Carola Huber ist in Hamburg geboren, lebt jetzt aber in ihrer Wahlheimat Bonn. Oder wie wir Hamburger sagen würden: Im freiwilligen Exil. Sie arbeitet als PR-Fachfrau, Coach und Ghostwriterin für ein Karriereportal. Aktuell wird ihr erster Kriminalroman lektoriert, der unter Karla Holm veröffentlicht wird. Im Herbst 2012 ist ihr Buch „Männerbekenntnisse. Wie Männer Beziehungen leben“ erschienen. Wenn sie nicht gerade arbeitet, ist sie sehr gerne in der Natur unterwegs oder reist zu wunderschönen Gegenden wie beispielsweise in die Bodenseeregion. Ganz oben auf ihrer Reiseliste steht Venedig. Irgendwie braucht sie immer Wasser um sich herum…
FaBü: Wenn es um Indieautoren und eBooks geht, wird der Öffentlichkeit hierzulande ein schizophrenes Bild geboten: Einerseits präsentieren bekannte Medienhäuser wie DER SPIEGEL die Tellerwäscher-zum-Millionär-Storys von Selfpublishern wie Amanda Hocking, die erfolgreicher sind als viele Verlagsautoren. Andererseits nehmen just dieselben Medien solche Autoren in den Bestsellerrankings nicht wahr. Warum diese Ignoranz?
Carola Huber: Hm. Wenn es ein Autor schafft, ohne Verlag erfolgreich zu sein, mittels PR und Netzwerk, dann erschließen sich ihm daraus viele weitere, vor allem finanzielle Möglichkeiten.
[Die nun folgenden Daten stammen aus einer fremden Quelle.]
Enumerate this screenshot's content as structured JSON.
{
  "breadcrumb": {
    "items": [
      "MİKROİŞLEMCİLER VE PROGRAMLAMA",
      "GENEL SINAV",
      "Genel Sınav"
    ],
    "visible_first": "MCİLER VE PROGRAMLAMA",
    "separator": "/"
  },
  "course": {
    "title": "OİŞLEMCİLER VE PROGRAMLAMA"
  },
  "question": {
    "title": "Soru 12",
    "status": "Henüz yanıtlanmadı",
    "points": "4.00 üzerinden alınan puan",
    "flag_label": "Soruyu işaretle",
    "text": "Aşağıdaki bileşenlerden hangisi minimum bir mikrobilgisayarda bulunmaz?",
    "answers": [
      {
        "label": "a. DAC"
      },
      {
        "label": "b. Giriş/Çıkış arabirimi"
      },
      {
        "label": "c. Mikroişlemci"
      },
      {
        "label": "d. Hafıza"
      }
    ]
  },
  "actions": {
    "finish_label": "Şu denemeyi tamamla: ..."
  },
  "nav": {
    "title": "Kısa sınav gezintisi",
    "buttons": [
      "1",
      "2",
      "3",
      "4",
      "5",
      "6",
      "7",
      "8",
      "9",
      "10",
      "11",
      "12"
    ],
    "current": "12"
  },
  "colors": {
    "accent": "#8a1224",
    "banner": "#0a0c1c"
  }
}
Die Verhandlungsbasis ist dann einfach eine ganz andere! Wenn ich ein No-name bin, muss der Verlag sehr viel in die Werbung stecken. Muss das Buch und den Autor promoten. Auch wenn das Buch gut ist, muss es erst bekannt gemacht werden, damit es im Ranking möglichst auf die ersten zehn Plätze rutscht. Warum sollte eine gewachsene Verlagsstruktur ein großartiges Buch eines Selfpublishers in ihre eigenen Bestsellerrankings aufnehmen, wenn sie nichts daran verdient? Vielleicht macht eine Selfpublisher-Bestsellerliste Sinn…? (oder gibt es die schon, ich habe mich damit noch nicht abschließend befasst, muss ich zugeben…)
FaBü: Muss man nicht vielleicht auch die Genres wenigstens zum Teil mit verantwortlich machen? Leicht verdauliche Unterhaltungsliteratur, z. B. aus dem Fantasybereich, liegt bei eBooks im Trend. Sie genießt aber auch nicht dasselbe Ansehen, wie Romane, die gesellschaftliche Themen verarbeiten. Von Liebesromanen ganz zu schweigen.
Carola Huber: Klar, Fantasy ist sehr beliebt bei Ebooks – die meisten Leser und Leserinnen sind jüngeren Alters, und da werden schnell mal fünf neue Ebooks für 0,99 Euro und fünf für umsonst heruntergeladen. Mit dem Lesestoff kann man dann für eine Woche oder so in komplett andere Welten abtauchen. Der Preis passt zum Budget der Leserschaft.
Ich höre oft, dass Bücher deshalb gerne gekauft werden, weil man etwas fühlen möchte. Und gerade bei emotionalen Themen ist dieser Aspekt nicht unerheblich. Ich selbst habe gerne Bücher auf dem Couchtisch liegen, weil sie schön anzusehen und anzufassen sind. Und das hat gerechtfertigterweise seinen Preis.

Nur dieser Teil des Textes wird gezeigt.